5-21-08 State of New Jersey v. Sky Atwater, a/k/a Tyrone
Johnson
A-3771-04T4
1. Where the jury's repeated questions indicated
confusion about the requisite mental state for vehicular
homicide, it was not sufficient for the trial court to re-charge
the jury on recklessness. Rather, the trial court should have
compared recklessness with negligence, in light of the jury's
questions. Denial of defendant's request to charge negligence in
response to the jury's questions was reversible error.

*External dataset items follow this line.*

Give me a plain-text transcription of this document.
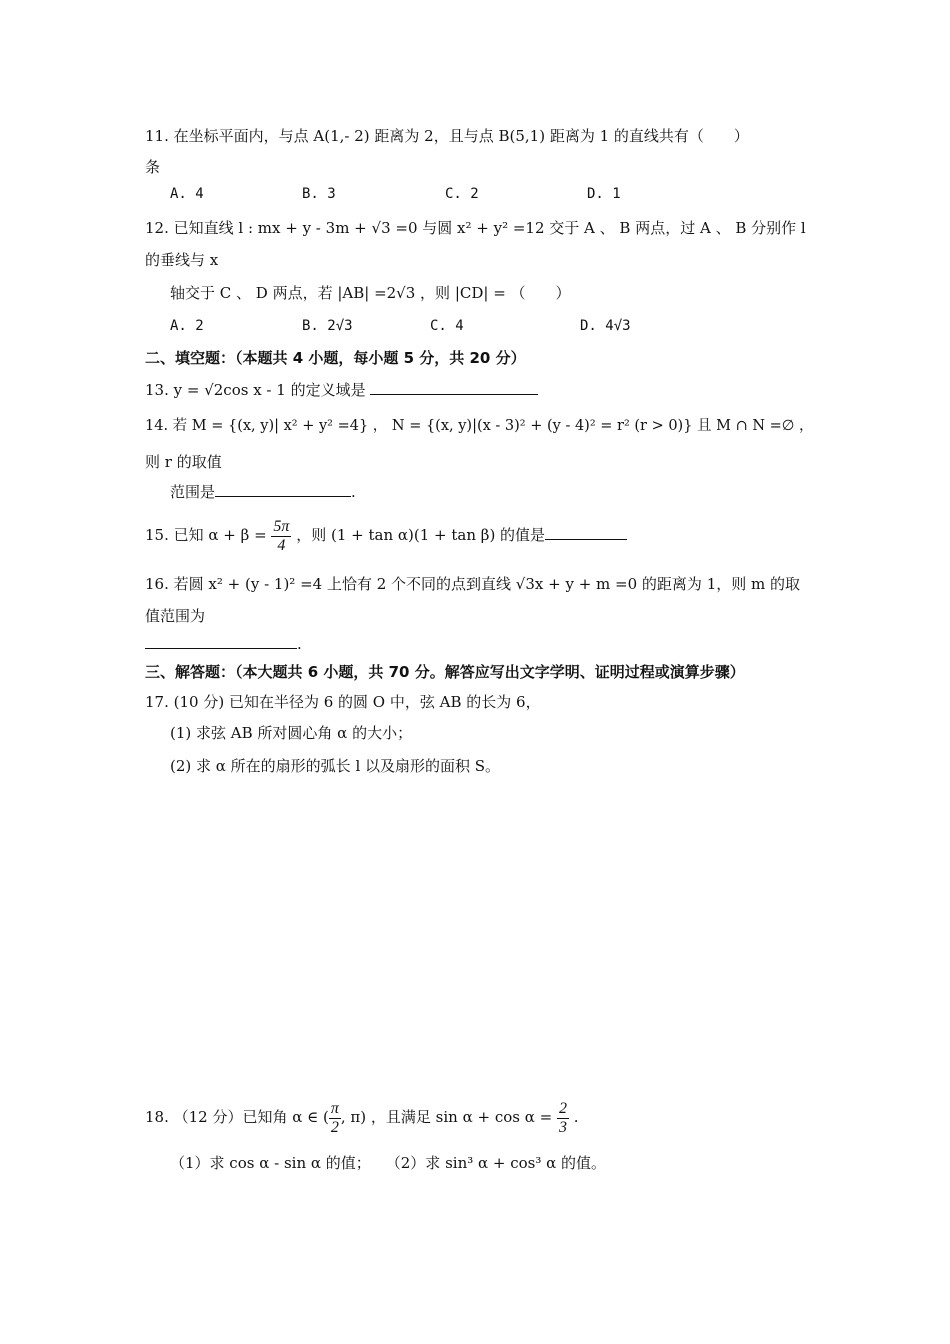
11. 在坐标平面内，与点 A(1,- 2) 距离为 2，且与点 B(5,1) 距离为 1 的直线共有（　　）
条
A. 4	B. 3	C. 2	D. 1
12. 已知直线 l : mx + y - 3m + √3 =0 与圆 x² + y² =12 交于 A 、 B 两点，过 A 、 B 分别作 l
的垂线与 x
轴交于 C 、 D 两点，若 |AB| =2√3 ，则 |CD| = （　　）
A. 2	B. 2√3	C. 4	D. 4√3
二、填空题：（本题共 4 小题，每小题 5 分，共 20 分）
13. y = √2cos x - 1 的定义域是
14. 若 M = {(x, y)| x² + y² =4} ， N = {(x, y)|(x - 3)² + (y - 4)² = r² (r > 0)} 且 M ∩ N =∅ ，
则 r 的取值
范围是	.
15. 已知 $\alpha + \beta = \frac{5\pi}{4}$ ，则 (1 + tan α)(1 + tan β) 的值是
16. 若圆 x² + (y - 1)² =4 上恰有 2 个不同的点到直线 √3x + y + m =0 的距离为 1，则 m 的取
值范围为
.
三、解答题：（本大题共 6 小题，共 70 分。解答应写出文字学明、证明过程或演算步骤）
17. (10 分) 已知在半径为 6 的圆 O 中，弦 AB 的长为 6，
(1) 求弦 AB 所对圆心角 α 的大小；
(2) 求 α 所在的扇形的弧长 l 以及扇形的面积 S。
18. （12 分）已知角 α ∈ ( $\frac{\pi}{2}$ , π) ，且满足 $\sin \alpha + \cos \alpha = \frac{2}{3}$ .
（1）求 cos α - sin α 的值；　　（2）求 sin³ α + cos³ α 的值。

2. It was reversible error for the trial court to
preclude a defendant from cross-examining the State's expert on
the coefficient of friction, a factor the expert testified was
critical in formulating his opinion on the speed of defendant's
vehicle at the time of the accident.
3. The trial court committed plain error when it failed
to strike and give a curative instruction for the prosecutor's
repeated remarks that overstepped the bounds of propriety and
deprived defendant of a fair trial.
4. The trial court's denial of defendant's application to
argue negligence in summation under the circumstances of this
case contributed to cumulative error.
5. In a vehicular homicide case where there is evidence
that defendant may have been impaired by the use of alcohol, but
no evidence that he was driving while intoxicated (DWI) under
the statutory standard of N.J.S.A. 39:4-50, the trial court
should instruct the jury on the blood al(BAC) required for a per se DWI.